Cost: $134 million
What it's for: A long list of road improvements and streetscape projects.
Pros: These bonds would address overdue fixes for problem roads and intersections throughout the city.
Cons: These bonds are easily the costliest on the Nov. 4 ballot, comprising more than half of the total $205 million package.
Out take: Anyone who has waited -- and waited -- in snarled traffic on Horse Pen Creek Road knows how desperately that tortured strip needs relief. Yesterday.
The transportation bonds include $26 million for adding lanes and sidewalks to the infamous stretch from New Garden Road to Battleground Avenue.
Bond money also would go to a wide variety of street improvements throughout the city, some as parts of larger revitalization efforts. From even a partial list of planned improvements -- North Elm Street, Alamance Church Road, Florida Street Extension, Summit Avenue -- it's easy to see the broad impact of these projects.
For example, the package includes streetscaping for High Point Road, which offers a less-than-dazzling first impression to out-of-town visitors. The changes would include wider sidewalks and "bulbouts," in which sidewalks jut out at intersections to decrease distances needed to cross the street.

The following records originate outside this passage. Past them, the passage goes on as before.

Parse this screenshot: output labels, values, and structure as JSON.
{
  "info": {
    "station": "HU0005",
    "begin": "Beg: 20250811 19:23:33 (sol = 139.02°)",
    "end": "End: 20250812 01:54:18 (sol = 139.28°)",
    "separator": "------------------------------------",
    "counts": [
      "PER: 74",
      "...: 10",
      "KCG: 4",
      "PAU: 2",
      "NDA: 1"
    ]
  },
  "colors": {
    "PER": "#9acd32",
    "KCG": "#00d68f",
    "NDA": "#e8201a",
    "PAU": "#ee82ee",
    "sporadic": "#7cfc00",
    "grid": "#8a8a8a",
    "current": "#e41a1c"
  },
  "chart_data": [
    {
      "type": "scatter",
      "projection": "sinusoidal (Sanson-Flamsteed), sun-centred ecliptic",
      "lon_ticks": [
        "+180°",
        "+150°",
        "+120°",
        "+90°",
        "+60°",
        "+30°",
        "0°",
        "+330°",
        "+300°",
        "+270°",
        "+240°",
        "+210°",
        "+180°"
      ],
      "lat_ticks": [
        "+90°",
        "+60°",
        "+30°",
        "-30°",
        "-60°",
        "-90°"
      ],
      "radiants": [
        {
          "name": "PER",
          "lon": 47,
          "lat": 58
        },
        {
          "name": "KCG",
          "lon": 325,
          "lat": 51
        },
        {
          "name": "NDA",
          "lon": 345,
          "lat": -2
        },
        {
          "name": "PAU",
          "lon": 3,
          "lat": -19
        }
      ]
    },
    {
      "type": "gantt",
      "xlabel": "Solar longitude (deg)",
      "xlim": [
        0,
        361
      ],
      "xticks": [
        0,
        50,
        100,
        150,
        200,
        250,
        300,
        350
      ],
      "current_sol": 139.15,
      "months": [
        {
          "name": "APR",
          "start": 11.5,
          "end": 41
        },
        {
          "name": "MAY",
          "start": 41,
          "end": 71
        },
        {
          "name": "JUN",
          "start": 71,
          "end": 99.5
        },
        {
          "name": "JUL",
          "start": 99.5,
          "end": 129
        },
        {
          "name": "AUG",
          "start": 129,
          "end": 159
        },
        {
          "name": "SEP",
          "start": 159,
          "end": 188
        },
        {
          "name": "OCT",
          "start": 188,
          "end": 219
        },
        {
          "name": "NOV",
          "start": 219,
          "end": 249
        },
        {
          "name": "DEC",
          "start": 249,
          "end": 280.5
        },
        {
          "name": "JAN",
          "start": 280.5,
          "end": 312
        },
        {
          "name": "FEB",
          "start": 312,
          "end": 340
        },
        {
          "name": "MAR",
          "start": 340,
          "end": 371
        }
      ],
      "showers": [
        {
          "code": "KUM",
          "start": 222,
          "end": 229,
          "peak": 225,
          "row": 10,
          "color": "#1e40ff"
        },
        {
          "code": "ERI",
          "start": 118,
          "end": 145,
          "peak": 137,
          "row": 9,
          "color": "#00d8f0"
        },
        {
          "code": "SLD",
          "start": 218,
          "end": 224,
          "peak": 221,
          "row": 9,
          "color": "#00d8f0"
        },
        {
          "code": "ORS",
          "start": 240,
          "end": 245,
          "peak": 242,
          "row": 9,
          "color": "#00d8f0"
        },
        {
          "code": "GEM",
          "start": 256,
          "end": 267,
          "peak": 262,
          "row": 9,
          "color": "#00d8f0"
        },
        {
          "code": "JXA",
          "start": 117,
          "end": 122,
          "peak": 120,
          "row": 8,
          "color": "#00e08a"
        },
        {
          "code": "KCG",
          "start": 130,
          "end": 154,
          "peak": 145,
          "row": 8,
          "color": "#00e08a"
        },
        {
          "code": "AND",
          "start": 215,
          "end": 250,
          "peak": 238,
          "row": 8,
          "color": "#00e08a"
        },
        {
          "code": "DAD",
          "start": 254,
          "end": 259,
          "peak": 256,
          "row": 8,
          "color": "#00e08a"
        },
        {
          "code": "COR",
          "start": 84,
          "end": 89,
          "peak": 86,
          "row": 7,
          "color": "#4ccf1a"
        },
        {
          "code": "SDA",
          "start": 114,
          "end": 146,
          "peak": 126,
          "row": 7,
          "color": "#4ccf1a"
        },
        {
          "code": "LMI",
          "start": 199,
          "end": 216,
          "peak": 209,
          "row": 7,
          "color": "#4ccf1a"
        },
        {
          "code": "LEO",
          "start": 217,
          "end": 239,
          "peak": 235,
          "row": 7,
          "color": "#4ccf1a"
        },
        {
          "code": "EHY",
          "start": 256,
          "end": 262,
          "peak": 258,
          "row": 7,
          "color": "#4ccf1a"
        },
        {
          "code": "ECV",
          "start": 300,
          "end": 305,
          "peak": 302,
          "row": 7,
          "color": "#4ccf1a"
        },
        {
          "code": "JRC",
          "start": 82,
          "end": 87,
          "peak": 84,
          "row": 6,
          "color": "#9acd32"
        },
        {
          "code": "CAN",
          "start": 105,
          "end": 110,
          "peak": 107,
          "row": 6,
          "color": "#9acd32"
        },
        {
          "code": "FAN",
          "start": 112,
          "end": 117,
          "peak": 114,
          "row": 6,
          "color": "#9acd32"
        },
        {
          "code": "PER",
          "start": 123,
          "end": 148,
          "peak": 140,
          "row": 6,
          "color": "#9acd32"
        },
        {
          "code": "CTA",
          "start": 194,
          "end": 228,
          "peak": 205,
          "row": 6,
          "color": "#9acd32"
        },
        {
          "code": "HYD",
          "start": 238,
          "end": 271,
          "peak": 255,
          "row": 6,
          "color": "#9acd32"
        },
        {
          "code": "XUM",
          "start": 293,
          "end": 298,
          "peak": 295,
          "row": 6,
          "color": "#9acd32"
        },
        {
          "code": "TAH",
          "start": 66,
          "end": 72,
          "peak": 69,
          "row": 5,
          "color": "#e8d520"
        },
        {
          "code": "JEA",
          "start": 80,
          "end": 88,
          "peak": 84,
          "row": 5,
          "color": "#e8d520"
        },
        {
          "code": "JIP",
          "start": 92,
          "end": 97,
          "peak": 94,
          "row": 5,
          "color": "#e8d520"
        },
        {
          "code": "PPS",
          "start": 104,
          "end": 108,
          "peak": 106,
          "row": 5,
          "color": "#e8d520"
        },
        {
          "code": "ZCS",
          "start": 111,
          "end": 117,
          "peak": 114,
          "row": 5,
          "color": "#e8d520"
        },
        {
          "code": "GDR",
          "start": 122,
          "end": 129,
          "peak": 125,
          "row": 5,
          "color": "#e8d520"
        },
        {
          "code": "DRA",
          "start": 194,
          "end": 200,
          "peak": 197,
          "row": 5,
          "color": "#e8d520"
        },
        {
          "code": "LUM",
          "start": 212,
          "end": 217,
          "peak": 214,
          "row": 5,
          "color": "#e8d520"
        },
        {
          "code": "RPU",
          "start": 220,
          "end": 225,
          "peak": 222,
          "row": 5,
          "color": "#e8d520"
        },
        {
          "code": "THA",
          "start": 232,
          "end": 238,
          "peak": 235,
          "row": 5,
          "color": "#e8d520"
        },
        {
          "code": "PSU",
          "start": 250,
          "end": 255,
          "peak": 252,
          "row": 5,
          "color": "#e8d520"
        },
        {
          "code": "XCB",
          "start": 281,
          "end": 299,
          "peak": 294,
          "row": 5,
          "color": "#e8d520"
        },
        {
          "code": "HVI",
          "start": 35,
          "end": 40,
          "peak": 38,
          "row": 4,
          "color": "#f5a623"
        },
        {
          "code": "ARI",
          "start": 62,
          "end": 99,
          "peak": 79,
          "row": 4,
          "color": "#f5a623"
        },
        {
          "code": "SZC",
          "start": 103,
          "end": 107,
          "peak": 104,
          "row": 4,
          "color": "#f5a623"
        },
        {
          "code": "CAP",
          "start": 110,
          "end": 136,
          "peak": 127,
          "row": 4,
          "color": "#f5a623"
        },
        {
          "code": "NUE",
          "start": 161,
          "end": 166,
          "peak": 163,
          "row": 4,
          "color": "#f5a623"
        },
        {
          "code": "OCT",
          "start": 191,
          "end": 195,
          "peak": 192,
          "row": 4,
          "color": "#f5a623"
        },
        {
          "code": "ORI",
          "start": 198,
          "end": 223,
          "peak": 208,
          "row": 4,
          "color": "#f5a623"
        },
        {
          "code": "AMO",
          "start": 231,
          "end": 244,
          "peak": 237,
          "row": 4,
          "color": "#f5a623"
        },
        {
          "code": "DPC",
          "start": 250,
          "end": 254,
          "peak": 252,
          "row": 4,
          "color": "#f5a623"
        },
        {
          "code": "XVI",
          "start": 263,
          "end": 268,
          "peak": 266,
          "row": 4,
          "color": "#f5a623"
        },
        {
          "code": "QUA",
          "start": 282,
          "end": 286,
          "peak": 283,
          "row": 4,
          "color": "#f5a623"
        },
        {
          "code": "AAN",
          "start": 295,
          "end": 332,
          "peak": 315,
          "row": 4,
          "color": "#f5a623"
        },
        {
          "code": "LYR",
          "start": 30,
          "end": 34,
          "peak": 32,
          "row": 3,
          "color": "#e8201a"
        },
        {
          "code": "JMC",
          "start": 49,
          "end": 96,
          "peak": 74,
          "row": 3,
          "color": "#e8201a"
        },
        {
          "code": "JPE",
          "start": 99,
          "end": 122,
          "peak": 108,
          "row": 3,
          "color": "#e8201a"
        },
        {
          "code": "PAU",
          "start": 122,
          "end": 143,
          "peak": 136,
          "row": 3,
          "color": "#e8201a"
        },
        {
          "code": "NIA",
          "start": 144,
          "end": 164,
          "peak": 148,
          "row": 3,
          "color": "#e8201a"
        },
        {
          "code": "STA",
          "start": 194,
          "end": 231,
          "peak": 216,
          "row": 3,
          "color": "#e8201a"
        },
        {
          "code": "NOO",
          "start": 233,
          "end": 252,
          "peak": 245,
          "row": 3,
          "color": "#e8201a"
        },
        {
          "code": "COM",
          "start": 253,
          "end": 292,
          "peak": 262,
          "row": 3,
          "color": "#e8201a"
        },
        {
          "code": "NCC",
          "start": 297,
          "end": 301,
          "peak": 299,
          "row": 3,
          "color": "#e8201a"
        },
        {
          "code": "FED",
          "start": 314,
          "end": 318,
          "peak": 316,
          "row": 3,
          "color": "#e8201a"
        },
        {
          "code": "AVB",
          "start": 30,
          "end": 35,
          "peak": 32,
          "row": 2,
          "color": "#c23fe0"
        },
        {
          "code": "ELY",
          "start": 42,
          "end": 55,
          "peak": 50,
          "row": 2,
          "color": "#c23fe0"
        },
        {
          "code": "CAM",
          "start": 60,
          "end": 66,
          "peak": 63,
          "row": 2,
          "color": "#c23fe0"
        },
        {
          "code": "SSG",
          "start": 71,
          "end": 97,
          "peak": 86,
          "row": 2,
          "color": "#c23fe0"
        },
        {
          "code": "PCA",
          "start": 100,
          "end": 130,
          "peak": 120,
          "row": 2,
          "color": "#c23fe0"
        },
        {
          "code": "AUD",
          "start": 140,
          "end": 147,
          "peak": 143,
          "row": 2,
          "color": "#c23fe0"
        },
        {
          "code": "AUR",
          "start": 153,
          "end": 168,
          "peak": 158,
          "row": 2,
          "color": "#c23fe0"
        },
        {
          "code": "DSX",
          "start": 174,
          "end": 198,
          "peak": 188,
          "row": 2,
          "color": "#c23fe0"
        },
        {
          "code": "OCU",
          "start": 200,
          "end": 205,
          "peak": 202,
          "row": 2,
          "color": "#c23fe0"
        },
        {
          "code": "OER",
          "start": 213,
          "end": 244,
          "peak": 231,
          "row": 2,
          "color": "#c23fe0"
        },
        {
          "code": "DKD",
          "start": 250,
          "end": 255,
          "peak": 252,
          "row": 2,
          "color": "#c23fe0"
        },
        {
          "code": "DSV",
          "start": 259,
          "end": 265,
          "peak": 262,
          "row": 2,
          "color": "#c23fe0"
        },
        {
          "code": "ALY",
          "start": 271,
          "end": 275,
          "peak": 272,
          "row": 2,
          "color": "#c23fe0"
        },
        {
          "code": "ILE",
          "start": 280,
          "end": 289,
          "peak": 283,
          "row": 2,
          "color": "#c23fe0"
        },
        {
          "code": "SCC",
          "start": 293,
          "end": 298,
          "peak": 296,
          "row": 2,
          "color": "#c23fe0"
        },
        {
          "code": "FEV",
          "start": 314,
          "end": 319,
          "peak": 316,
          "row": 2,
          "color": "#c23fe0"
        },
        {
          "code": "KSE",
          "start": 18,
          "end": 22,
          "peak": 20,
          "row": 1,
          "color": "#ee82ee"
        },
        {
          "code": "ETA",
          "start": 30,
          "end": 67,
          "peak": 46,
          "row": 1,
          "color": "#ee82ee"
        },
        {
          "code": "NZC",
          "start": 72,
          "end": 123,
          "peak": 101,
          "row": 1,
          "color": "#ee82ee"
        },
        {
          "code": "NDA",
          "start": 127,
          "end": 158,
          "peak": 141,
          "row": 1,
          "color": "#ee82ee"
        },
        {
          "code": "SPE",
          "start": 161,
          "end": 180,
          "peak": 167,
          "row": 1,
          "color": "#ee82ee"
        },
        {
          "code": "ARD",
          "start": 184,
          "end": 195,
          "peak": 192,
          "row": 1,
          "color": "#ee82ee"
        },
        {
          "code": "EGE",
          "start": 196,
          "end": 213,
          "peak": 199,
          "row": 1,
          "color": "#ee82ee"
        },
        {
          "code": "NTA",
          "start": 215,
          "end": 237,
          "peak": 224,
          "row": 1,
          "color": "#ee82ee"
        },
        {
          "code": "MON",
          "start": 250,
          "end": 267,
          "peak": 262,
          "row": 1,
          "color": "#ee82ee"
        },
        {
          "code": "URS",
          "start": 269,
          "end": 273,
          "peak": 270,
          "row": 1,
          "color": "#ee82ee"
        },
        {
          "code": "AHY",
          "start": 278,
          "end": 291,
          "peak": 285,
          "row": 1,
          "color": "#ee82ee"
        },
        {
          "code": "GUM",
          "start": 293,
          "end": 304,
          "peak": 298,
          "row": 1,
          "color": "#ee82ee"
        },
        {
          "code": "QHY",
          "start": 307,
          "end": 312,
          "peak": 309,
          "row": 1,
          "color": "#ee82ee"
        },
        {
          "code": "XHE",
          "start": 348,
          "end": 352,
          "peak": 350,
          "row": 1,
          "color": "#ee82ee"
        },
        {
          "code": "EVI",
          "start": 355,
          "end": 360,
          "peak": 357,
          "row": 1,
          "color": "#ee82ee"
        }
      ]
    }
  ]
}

The end result, says Adam Fischer, the city's acting transportation director, is "a nicer connection between the Four Seasons mall/Sheraton hotel and the coliseum."
Also included in the bond package are bridge repairs, intersection upgrades, greenways and sidewalks in a city where 600 miles of roads still lack sidewalks.
Among the greenway projects is $7 million in partial finding for the planned 4.8-mile Downtown Greenway, which, when completed, would provide a landscaped path for walkers, bicyclists and joggers that circles the center city and connects neighborhoods.
As for the total package, a safe and efficient transportation network, for vehicles and for people, is essential to commerce and quality of life.